Core members from HKAP develop a precision medicine-based bone anabolic strategy
Updated: Oct 10, 2018
Core members from the Guangdong-Hong Kong-Macao Greater Bay Area International Research Platform(HKAP) have succeeded in developing a precision medicine-based bone anabolic strategy. Their research paper entitled “Inhibition of osteoblastic Smurf1 promotes bone formation in mouse models of distinctive age-related osteoporosis” was published in the internationally renowned academic journal Nature Communications (Doi: 10.1038/s41467-018-05974-z) on the 24th of August 2018.
The research team is led by Professor Lyu Aiping and Professor Zhang Ge.

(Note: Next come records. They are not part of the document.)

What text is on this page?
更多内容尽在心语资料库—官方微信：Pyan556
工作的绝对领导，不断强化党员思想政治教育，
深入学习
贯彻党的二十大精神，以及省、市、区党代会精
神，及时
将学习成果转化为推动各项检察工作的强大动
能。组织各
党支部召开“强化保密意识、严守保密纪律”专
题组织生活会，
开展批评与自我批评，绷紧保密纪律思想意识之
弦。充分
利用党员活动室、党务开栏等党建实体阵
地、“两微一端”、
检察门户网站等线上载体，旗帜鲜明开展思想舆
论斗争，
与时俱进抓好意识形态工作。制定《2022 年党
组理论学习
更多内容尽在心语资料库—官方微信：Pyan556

Professor Zhang Ge said: “Bone morphogenetic protein (BMP) signaling plays a significant role in osteoblastic bone formation. However, recombinant human BMPs (rhBMPs) exhibit large inter-individual variations in local bone formation during clinical spinal fusion. Smurf1 ubiquitinates BMP downstream molecules for degradation. This study shows that age-related osteoporosis could be classified into different subgroups based on distinct intraosseous BMP-2 levels and Smurf1 activity. One major subgroup with a normal BMP-2 level and elevated Smurf1 activity shows poor response to rhBMP-2 during spinal fusion. Smurf1 could be a promising molecular target for promoting local bone formation in this subgroup of age-related osteoporosis.”.
Professor Lyu Aiping said: “We designed a virtual screening strategy to identify small molecular inhibitors targeting Smurf1. A derivative of the chalcone from Psoralea corylifolia herb was screened as the optimal small molecule. The chalcone derivative could effectively inhibit Smurf1 activity, increase BMP signaling and enhance local bone formation during spinal fusion in the above subgroup of age-related osteoporotic mouse model.”.
One of the first authors, Research Assistant Professor Dr. Liang Chao, said: “After conjugating to an osteoblast-targeting and penetrating oligopeptide (DSS)6, the chalcone derivative could also promote systemic bone formation in the above subgroup of age-related osteoporotic mouse model.”.